An enormous train thunders overhead, riding the magnetic cushion. Its segmented body is gleaming in places, rusty and pitted in others. Slick black solar sails spark as they convert the endless sunshine. Self-directed repair modules scuttle up and down the length, hunched against the wind and the billowing sand. For all its bulk, the train glides smoothly over the desert, a phantom.
Inside it: Mu.
Mu takes good care of her train, and good care of her guests. Currently Mu is projecting in the window of passenger pod 942 to check up on the Adebayos.
“If you look out the windows to your right, you’ll see the serene shores of Lake Madarounfa,” Mu recites. “Anyone fancy a dip? Haha!”
While Mu waits for a response, she pivots her avatar from one passenger to the next to give the appearance of eye contact. Eye contact is essential for comfort. Mu has been working hard on her avatar. Its cheery face is now composed of shifting blots that can realign depending on the passenger profile of whoever she’s speaking to.
She only wishes they would speak back.
“That’s just my little joke, of course!” Mu continues. “But you’re more than welcome to swim in the recreation area! Can I tempt you, Ms. Adebayo? Mr. Adebayo?”
Ms. Adebayo’s head bobs, which can signal an affirmative. Once this would have made Mu leap with excitement. But by now she knows it’s only physical interference. Only the motion of the train.

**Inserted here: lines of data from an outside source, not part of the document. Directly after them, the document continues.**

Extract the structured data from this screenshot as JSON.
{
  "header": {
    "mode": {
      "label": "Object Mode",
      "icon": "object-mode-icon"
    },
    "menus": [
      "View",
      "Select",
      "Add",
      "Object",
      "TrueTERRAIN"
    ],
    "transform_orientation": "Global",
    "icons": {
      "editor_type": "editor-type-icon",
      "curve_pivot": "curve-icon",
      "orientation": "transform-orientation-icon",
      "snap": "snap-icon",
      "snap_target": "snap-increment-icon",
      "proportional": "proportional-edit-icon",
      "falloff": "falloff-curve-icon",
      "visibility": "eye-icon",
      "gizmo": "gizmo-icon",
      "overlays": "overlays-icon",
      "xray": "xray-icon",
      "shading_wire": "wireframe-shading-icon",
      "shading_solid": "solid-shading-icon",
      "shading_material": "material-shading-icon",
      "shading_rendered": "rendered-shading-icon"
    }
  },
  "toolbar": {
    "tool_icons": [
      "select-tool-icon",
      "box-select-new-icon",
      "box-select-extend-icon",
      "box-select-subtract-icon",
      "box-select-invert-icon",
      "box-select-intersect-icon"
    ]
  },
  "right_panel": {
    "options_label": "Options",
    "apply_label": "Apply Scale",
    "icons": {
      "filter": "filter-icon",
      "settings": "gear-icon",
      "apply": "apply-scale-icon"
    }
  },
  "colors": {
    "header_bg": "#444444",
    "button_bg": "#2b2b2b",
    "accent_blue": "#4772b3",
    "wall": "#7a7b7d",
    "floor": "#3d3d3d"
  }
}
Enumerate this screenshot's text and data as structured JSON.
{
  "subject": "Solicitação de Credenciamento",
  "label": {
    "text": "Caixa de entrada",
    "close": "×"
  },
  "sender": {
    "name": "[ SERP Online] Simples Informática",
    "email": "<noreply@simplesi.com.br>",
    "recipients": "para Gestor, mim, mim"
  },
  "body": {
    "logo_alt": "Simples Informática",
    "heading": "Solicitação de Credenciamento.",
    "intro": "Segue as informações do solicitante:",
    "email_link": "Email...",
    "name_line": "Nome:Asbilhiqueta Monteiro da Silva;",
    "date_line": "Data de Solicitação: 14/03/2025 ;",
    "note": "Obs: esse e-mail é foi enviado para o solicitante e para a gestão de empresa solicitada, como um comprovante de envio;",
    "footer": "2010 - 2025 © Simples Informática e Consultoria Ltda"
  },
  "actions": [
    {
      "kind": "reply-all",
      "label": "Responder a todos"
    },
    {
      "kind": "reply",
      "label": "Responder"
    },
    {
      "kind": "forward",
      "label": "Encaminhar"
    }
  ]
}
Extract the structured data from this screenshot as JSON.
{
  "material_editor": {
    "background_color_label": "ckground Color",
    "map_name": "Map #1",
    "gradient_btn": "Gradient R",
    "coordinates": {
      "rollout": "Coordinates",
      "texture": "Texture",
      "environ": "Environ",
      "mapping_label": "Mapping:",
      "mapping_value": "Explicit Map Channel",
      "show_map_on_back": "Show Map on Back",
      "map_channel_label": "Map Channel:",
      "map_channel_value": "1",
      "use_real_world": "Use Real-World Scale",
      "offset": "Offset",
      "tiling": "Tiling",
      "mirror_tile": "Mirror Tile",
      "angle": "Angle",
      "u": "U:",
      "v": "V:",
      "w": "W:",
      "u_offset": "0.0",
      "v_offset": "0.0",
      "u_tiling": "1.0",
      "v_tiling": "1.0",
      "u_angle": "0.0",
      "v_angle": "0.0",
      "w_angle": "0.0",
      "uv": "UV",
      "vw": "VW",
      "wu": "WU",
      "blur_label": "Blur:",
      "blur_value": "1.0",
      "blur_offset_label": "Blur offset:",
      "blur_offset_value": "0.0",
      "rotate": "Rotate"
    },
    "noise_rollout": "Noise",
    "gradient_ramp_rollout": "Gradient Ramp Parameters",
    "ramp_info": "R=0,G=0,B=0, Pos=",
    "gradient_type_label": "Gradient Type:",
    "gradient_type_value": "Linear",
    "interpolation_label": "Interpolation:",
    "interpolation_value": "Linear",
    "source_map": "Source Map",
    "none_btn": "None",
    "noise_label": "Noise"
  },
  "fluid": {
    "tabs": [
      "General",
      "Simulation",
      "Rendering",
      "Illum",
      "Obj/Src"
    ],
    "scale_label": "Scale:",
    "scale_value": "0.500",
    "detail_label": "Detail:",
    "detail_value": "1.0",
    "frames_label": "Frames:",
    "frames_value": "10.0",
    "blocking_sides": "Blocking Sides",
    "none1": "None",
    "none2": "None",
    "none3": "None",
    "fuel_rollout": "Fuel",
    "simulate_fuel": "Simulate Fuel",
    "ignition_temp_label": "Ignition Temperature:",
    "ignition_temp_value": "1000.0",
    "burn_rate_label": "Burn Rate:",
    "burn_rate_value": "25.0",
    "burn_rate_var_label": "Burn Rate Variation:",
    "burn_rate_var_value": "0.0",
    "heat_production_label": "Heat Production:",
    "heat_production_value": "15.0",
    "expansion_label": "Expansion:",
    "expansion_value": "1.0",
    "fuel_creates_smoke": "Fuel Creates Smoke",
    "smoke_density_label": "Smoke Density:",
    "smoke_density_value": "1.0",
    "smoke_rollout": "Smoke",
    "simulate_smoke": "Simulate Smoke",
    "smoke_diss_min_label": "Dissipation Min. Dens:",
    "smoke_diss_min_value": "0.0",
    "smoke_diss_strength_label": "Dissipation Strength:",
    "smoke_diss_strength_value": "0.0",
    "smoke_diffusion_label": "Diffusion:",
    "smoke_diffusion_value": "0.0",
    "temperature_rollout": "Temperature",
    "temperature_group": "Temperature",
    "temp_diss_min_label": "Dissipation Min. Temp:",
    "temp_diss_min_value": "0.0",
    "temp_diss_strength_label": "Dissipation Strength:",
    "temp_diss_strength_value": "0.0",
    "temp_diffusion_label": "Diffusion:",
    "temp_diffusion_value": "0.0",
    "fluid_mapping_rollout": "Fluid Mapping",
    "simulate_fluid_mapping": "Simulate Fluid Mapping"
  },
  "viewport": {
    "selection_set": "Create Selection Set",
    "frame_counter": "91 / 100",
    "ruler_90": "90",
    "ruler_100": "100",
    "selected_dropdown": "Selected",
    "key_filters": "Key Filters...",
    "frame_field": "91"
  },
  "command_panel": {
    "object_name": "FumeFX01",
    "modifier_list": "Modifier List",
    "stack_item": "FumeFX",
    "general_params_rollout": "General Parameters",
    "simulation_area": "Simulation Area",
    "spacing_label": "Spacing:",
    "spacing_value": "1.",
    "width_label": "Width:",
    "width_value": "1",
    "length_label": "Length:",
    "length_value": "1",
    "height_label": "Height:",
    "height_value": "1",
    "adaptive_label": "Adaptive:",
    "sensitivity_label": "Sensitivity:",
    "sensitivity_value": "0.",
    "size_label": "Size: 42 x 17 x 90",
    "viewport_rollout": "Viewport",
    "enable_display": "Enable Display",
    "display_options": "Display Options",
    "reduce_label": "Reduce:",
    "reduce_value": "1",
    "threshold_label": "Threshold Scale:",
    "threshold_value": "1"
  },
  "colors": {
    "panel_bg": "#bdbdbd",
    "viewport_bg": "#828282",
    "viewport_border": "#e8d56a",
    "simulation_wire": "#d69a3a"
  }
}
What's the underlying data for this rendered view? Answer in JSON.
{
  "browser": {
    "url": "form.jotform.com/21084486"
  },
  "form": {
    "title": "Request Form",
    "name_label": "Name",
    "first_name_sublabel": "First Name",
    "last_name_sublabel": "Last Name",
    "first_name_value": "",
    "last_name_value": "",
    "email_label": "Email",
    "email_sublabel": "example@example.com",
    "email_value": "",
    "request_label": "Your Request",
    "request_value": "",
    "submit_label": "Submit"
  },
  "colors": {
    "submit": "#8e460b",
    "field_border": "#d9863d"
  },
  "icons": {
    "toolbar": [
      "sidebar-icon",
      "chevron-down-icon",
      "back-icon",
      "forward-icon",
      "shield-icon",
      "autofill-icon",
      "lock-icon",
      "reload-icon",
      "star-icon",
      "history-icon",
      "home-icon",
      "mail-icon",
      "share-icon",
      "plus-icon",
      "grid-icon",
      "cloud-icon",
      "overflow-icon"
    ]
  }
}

“Maybe another time!” Mu chirps.
She dissolves her avatar into a stream of pixels that slides off the window, out of the booth, into the corridor. She materializes in one pod and then another, checking in on her unresponsive passengers, addressing each of them by name.
The elderly Mr. Ndirangu, who required her boarding assistance 24 390 days ago. His faux-ivory cane is tangled in the joint of his knee like an extra femur. When his fingers fell and scattered on the floor, Mu had an autocleaner sweep them into a neat pile.
The VanderPlas family, for whom she spent an entire hour mastering both Dutch and Flemish, so she could say goedemorgen to the children and read the news to Ms. VanderPlas in her earpiece, even though the train was meant to be relaxing and the news—viral strikes in New Dubai, orbital bombardment threatened by Korea—always spiked her heart-rate.
Ms. Daoud and her lovely mother, who was so worried about rail collisions until Mu showed her the safety protocols and the bar service. Mu remembers it like yesterday.
Finally, she reaches the front of the corridor and hovers there, looking through her cameras at the empty corridor, hearing the perfect silence in her mics. She slides the wide smile off her avatar’s face and replaces it with a small frown, even though there is nobody to see it.